Polemik Korupsi Yudisial Di Negeri Zamrud Khatulistiwa
Oleh: Azhar Nur Fajar Alam

                Memperhatikan keadaan hukum yang sedang bergejolak di negeri kita ini, memperlihatkan ketidakharmonisan antara pemerintah beserta jajarannya dengan aparat penegak hukum berwajah dua. Kandasnya kasus-kasus hukum besar telah menambah keyakinan rakyat kita yang cerdas ini atas buruknya kinerja pemerintah dalam menangani polemik mafia pengadilan, markus, dan korupsi yang telah memberikan kerugian besar bagi Negara ini. Aparat penegak hukum seharusnya menegakan hukum, lebih handal menegakan senyuman demi uang setan yang karenanya hilang harga diri mereka. Mereka yang telah diamanatkan kepercayaan yang amat besar dari masyarakat telah salah arah dan lupa tujuan, seperti kacang lupa kulitnya. Sebut saja AKP. Suparman dan jaksa Urip, mungkin mereka berbeda dalam seragam profesi namun publik secara gamblang telah menyamakan keduanya sebagai penegak hukum yang memiliki  tugas mulia untuk menegakan hukum dam keadilan, sayangnya keduanya menodai institusi yang membawahi mereka, mencoreng tugas mulia yang mereka emban dengan menerima suap demi keserakahan mereka. Apalagi melihat budaya korupsi yang seakan-akan telah menjadi pekerjaan sampingan para pejabat pemerintah, mereka fokus memperkaya diri bahkan kelompok mereka sehingga terkesan ada korporasi money politic yang mengalir dalam tubuh partai mereka.

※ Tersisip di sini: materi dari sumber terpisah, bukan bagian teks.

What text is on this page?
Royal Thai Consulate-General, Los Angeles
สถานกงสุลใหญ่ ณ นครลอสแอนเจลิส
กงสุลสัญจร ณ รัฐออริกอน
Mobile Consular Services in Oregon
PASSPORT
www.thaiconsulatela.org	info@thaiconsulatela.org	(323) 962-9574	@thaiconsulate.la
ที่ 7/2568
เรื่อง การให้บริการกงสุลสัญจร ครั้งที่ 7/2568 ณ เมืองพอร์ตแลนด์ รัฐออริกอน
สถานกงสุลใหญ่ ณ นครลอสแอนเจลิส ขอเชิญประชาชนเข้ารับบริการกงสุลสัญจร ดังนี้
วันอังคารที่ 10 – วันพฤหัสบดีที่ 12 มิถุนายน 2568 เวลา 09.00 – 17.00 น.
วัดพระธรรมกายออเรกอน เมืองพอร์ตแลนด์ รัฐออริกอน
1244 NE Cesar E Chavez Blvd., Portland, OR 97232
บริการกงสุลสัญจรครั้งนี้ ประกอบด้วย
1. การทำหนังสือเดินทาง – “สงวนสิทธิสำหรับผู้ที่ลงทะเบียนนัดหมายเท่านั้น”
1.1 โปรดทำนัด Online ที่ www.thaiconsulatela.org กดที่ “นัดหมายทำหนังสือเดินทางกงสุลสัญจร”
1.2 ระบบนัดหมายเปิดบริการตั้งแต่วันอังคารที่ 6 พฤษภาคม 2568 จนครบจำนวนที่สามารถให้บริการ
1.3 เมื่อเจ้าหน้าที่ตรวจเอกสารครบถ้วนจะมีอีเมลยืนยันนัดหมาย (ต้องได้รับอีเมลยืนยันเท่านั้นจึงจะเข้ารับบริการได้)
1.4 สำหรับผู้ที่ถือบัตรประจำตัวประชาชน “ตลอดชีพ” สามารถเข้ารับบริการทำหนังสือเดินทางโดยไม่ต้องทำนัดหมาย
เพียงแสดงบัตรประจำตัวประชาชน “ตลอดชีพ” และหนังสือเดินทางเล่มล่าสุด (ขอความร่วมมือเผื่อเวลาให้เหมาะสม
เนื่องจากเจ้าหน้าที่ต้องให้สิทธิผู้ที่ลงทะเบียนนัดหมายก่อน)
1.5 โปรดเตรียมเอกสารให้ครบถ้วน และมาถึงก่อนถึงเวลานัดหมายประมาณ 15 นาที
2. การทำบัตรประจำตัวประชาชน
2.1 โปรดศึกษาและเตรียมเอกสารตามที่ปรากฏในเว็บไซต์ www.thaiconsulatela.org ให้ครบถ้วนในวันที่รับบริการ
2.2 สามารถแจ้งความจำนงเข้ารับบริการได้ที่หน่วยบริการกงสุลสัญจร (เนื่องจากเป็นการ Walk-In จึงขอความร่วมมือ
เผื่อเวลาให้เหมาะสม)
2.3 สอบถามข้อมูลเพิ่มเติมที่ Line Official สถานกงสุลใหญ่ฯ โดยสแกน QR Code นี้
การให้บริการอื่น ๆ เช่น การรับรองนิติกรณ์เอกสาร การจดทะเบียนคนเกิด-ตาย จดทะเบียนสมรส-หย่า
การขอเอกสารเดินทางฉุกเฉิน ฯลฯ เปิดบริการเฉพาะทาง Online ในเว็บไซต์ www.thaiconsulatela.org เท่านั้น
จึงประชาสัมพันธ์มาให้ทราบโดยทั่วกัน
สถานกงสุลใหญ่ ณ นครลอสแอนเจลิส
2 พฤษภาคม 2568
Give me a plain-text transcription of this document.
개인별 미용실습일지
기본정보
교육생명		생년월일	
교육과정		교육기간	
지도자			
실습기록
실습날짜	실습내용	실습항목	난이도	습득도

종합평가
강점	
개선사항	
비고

                Situasi ini tentu sudah tidak sejalan lagi dengan dasar filosofis nasionalisme yang sudah tertanam di hati para pejuang bangsa Indonesia. Sebagaimana dirumuskan dalam pembukaan undang-undang dasar 1945 alinea ke-4: “….melindungi segenap bangsa Indonesia dan seluruh tumpah darah Indonesia dan untuk memajukan kesejahteraan umum….”. Adanya kalimat melindungi segenap bangsa Indonesia, berarti Negara turut bertanggung jawab dalam upaya menjaga martabat dan hak-hak asasi manusia, dan memberikan keadilan sepenuhnya kepada yang membutuhkannya secara total. Mau dibawa kemana hukum Indonesia ini? Pastinya harus dibawa kepada tujuannya, yaitu mengatur pergaulan hidup secara damai. Hukum menghendaki kedamaian, sedangkan rakyat membutuhkannya. Pikiran itu yang  diucapkan dalam salah satu prolog dari hukum rakyat, Franka Salis “ lex Salica” (kira-kira 500 th. Sebelum masehi). Keadaan hukum kita sudah terlalu mengandung virus peradilan yang diskriminatif dan sedang berada dalam kondisi stagnan yaitu situasi dimana Negara gagal menjadikan sistem dan praktik hukum memberikan keadilan kepada masyarakat miskin dan tertindas. Menjadikan hukum di negeri ini persis seperti yang didiskripsikan Plato bahwa hukum adalah jaring laba-laba yang hanya mampu menjerat yang lemah tetapi akan robek jika menjerat yang kaya dan kuat ( laws are spider webs, they hold the weak and delicate who are caught in the  meshes by are torn in peaces by the rich and powerful ).

                Menurut Mahfud MD sistem hukum dan peradilan di Negara kita ini memerlukan kembali reformasi hukum yang sempat menjadi wacana dan sudah dilaksanakan, namun belum optimal dalam pelaksanaannya. Reformasi hukum harus dilaksanakan menyeluruh, tentu mencakup seluruh elemen sistem , yakni substansi hukum (legal substance), baik yang tertulis maupun tidak tertulis, struktur hukum (legal structure) dan budaya hukum (legal culture). Dalam maksud mengubah format struktur dan praktik hukum, baik substansial maupun proseduralnya, dan menatanya, kemudian membentuknya ke arah yang lebih baik lagi. Sementara pengawasan sistem birokrasi harus tetap dilakukan kepada seluruh lembaga pemerintahan, khususnya lembaga Kepolisian, Kejaksaan, dan Mahkamah Agung beserta jajarannya. Begitu juga evalausi internal dan eksternal yang bersifat terus menerus dan tanpa pandang bulu harus dilakukan secara konsisten demi terciptanya living law di lembaga itu sendiri. Seluruh proses itu harus berjalan satu arah, komprehensip, dan berkesinambungan agar hukum senantiasa tertuju pada tiga tujuan utama yaitu kepastian hukum (yuridis), keadilan (filosofis), dan kemanfaatan atau kegunaan (sosiologis), akhirnya menjadikan Indonesia negeri yang taat hukum di mata dunia.